第7話 花束をあなたに! ①

 肩まで伸びた髪を、慣れた手つきで、トップから左サイドに向かって、緩く編み込みを作る。一本にまとめて、髪ゴムを隠すように、小さな黄色いリボンをつけた。


 ゆずの髪にも、同じ飾りがついている。お揃いで買ったのだ。


 佐藤唯は、鏡の前に立った。全身をチェックし、最後に唇にグロスを重ねる。


「うん、よし。行こう、柚」


 娘の柚をベビーカーに乗せて、ハナサクカフェへ向かった。


 柚はご機嫌なようで、足をパタパタ揺らしているのが見える。その足には、赤い靴。唯がプレゼントした、ファーストシューズだ。


「柚ちゃん、いらっしゃい」


 ハナさんが笑顔で迎えてくれた。ここへ来るのは三回目だが、名前を覚えてくれているのが嬉しい。


「今日は保育園、お休みだものね」

 店長の櫻子さんが、柚の手を握ってくれる。

「もう、一歳になったの?」

「はい、今週の水曜日に」


 唯は、カウンター席に腰をかけた。柚は、子ども用の椅子に座らせる。


 本当は誕生日当日、有給をとって、お祝いをしてあげたかったのだけれど、仕事で休む事が出来なかったのだ。


「ハナさん、子どもが食べられるケーキってありますか?」


 たぶん無理だろうと思いつつも、ダメ元で唯は尋ねた。


「お誕生日ケーキですね!」

「まあ、お祝いしないと!」


 ハナさんがパチンと手を叩き、櫻子さんは小躍りした。


「私ね、一度ここでイベントをしてみたかったのよ」


 頰に手を当てて、櫻子さんはうっとりとした。


「そうと決まれば、ハナさん! 柚ちゃんにケーキを!」


 勢いよくキッチンを振り返った櫻子さんに、ハナさんは困り顔で微笑んだ。


「ないです、ケーキ」


 櫻子さんの表情が、みるみるうちに萎んでいく。


「ない……の……?」

「今日は、ガトーショコラを焼いてしまって……」


 唯は申し訳なくなって、やんわりと断った。


「いいんです、いいんです。なければ、他の方法で、お祝いするので」


 やっぱり、市販で売っている赤ちゃん用のケーキキットを買って帰ろう。
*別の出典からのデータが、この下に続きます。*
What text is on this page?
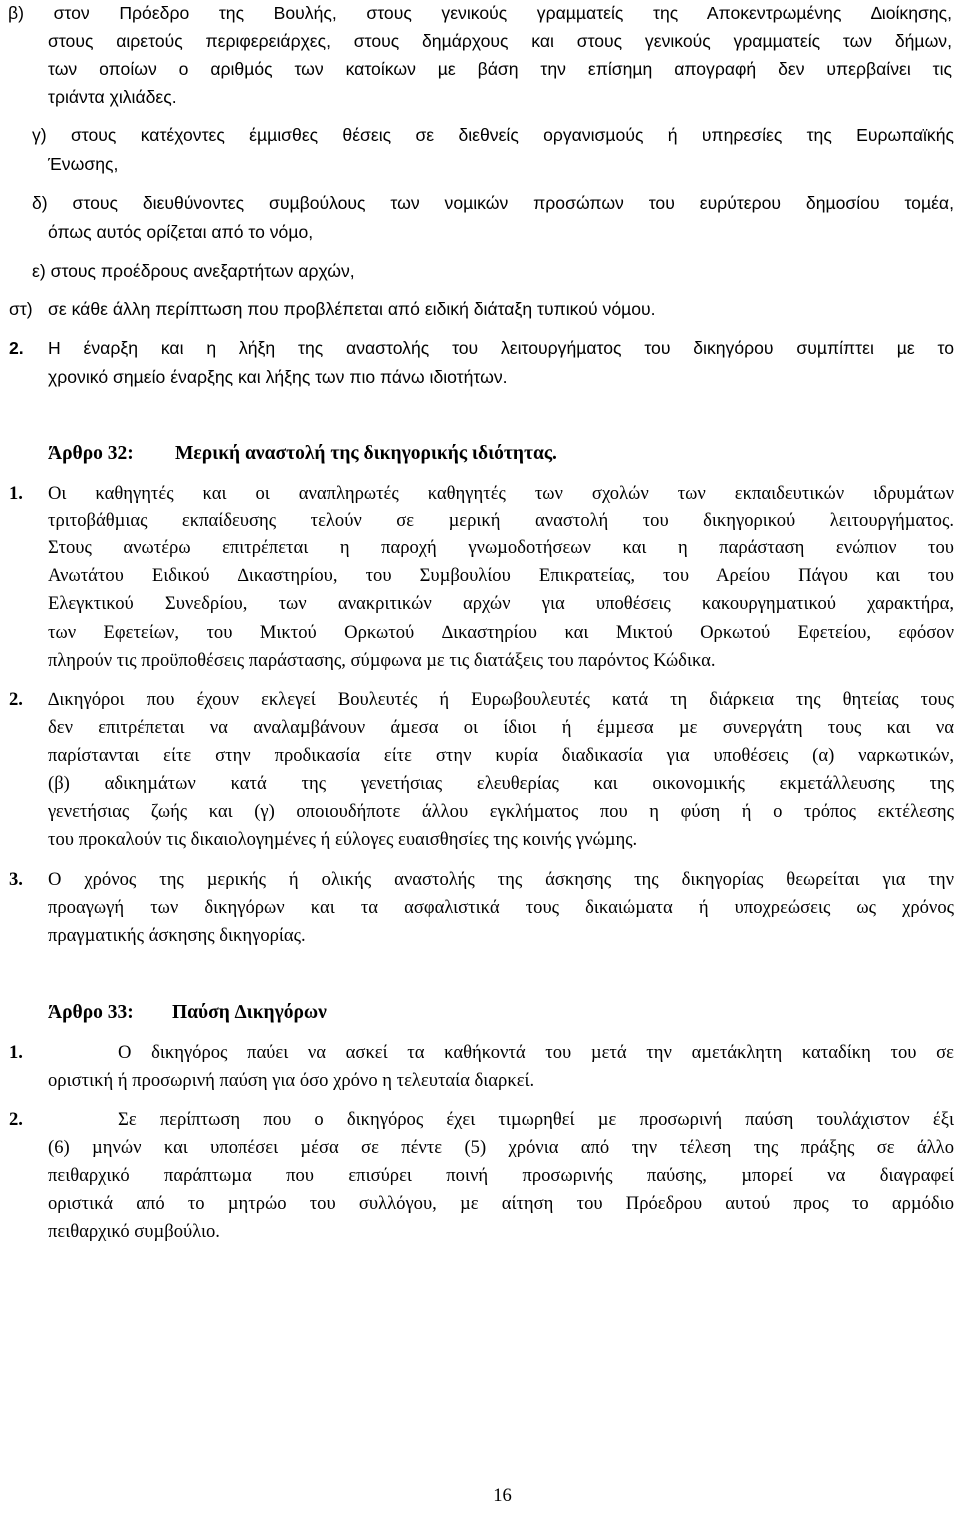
β) στον Πρόεδρο της Βουλής, στους γενικούς γραµµατείς της Αποκεντρωµένης ∆ιοίκησης,
στους αιρετούς περιφερειάρχες, στους δηµάρχους και στους γενικούς γραµµατείς των δήµων,
των οποίων ο αριθµός των κατοίκων µε βάση την επίσηµη απογραφή δεν υπερβαίνει τις
τριάντα χιλιάδες.
γ) στους κατέχοντες έµµισθες θέσεις σε διεθνείς οργανισµούς ή υπηρεσίες της Ευρωπαϊκής
Ένωσης,
δ) στους διευθύνοντες συµβούλους των νοµικών προσώπων του ευρύτερου δηµοσίου τοµέα,
όπως αυτός ορίζεται από το νόµο,
ε) στους προέδρους ανεξαρτήτων αρχών,
στ) σε κάθε άλλη περίπτωση που προβλέπεται από ειδική διάταξη τυπικού νόµου.
2. Η έναρξη και η λήξη της αναστολής του λειτουργήµατος του δικηγόρου συµπίπτει µε το
χρονικό σηµείο έναρξης και λήξης των πιο πάνω ιδιοτήτων.
Άρθρο 32: Μερική αναστολή της δικηγορικής ιδιότητας.
1. Οι καθηγητές και οι αναπληρωτές καθηγητές των σχολών των εκπαιδευτικών ιδρυµάτων
τριτοβάθµιας εκπαίδευσης τελούν σε µερική αναστολή του δικηγορικού λειτουργήµατος.
Στους ανωτέρω επιτρέπεται η παροχή γνωµοδοτήσεων και η παράσταση ενώπιον του
Ανωτάτου Ειδικού ∆ικαστηρίου, του Συµβουλίου Επικρατείας, του Αρείου Πάγου και του
Ελεγκτικού Συνεδρίου, των ανακριτικών αρχών για υποθέσεις κακουργηµατικού χαρακτήρα,
των Εφετείων, του Μικτού Ορκωτού ∆ικαστηρίου και Μικτού Ορκωτού Εφετείου, εφόσον
πληρούν τις προϋποθέσεις παράστασης, σύµφωνα µε τις διατάξεις του παρόντος Κώδικα.
2. ∆ικηγόροι που έχουν εκλεγεί Βουλευτές ή Ευρωβουλευτές κατά τη διάρκεια της θητείας τους
δεν επιτρέπεται να αναλαµβάνουν άµεσα οι ίδιοι ή έµµεσα µε συνεργάτη τους και να
παρίστανται είτε στην προδικασία είτε στην κυρία διαδικασία για υποθέσεις (α) ναρκωτικών,
(β) αδικηµάτων κατά της γενετήσιας ελευθερίας και οικονοµικής εκµετάλλευσης της
γενετήσιας ζωής και (γ) οποιουδήποτε άλλου εγκλήµατος που η φύση ή ο τρόπος εκτέλεσης
του προκαλούν τις δικαιολογηµένες ή εύλογες ευαισθησίες της κοινής γνώµης.
3. Ο χρόνος της µερικής ή ολικής αναστολής της άσκησης της δικηγορίας θεωρείται για την
προαγωγή των δικηγόρων και τα ασφαλιστικά τους δικαιώµατα ή υποχρεώσεις ως χρόνος
πραγµατικής άσκησης δικηγορίας.
Άρθρο 33: Παύση ∆ικηγόρων
1.	Ο δικηγόρος παύει να ασκεί τα καθήκοντά του µετά την αµετάκλητη καταδίκη του σε
οριστική ή προσωρινή παύση για όσο χρόνο η τελευταία διαρκεί.
2.	Σε περίπτωση που ο δικηγόρος έχει τιµωρηθεί µε προσωρινή παύση τουλάχιστον έξι
(6) µηνών και υποπέσει µέσα σε πέντε (5) χρόνια από την τέλεση της πράξης σε άλλο
πειθαρχικό παράπτωµα που επισύρει ποινή προσωρινής παύσης, µπορεί να διαγραφεί
οριστικά από το µητρώο του συλλόγου, µε αίτηση του Πρόεδρου αυτού προς το αρµόδιο
πειθαρχικό συµβούλιο.
16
今日は、ここでご飯を一緒に食べて、柚をいっぱい遊ばせてあげよう。


「ダメよ! 柚ちゃんママ!」

 櫻子さんは、頬を紅潮させている。

「ほら! ケーキを潰すの流行っているでしょう? 孫から聞いたの! それ、やりましょうよ!」


 それって、スマッシュケーキのことかな、と唯は思った。海外で流行り、最近日本でも取り入れている人が増えてきた、お祝いの仕方だ。


 赤ちゃんに、手づかみでケーキを自由に食べさせてあげるのだ。ケーキはグシャグシャに壊されてしまうし、勿論、顔や服がケーキだらけになる。だが、その可愛らしい姿を、写真に収めようとする親が増えたことから、流行したのではないかと唯は考える。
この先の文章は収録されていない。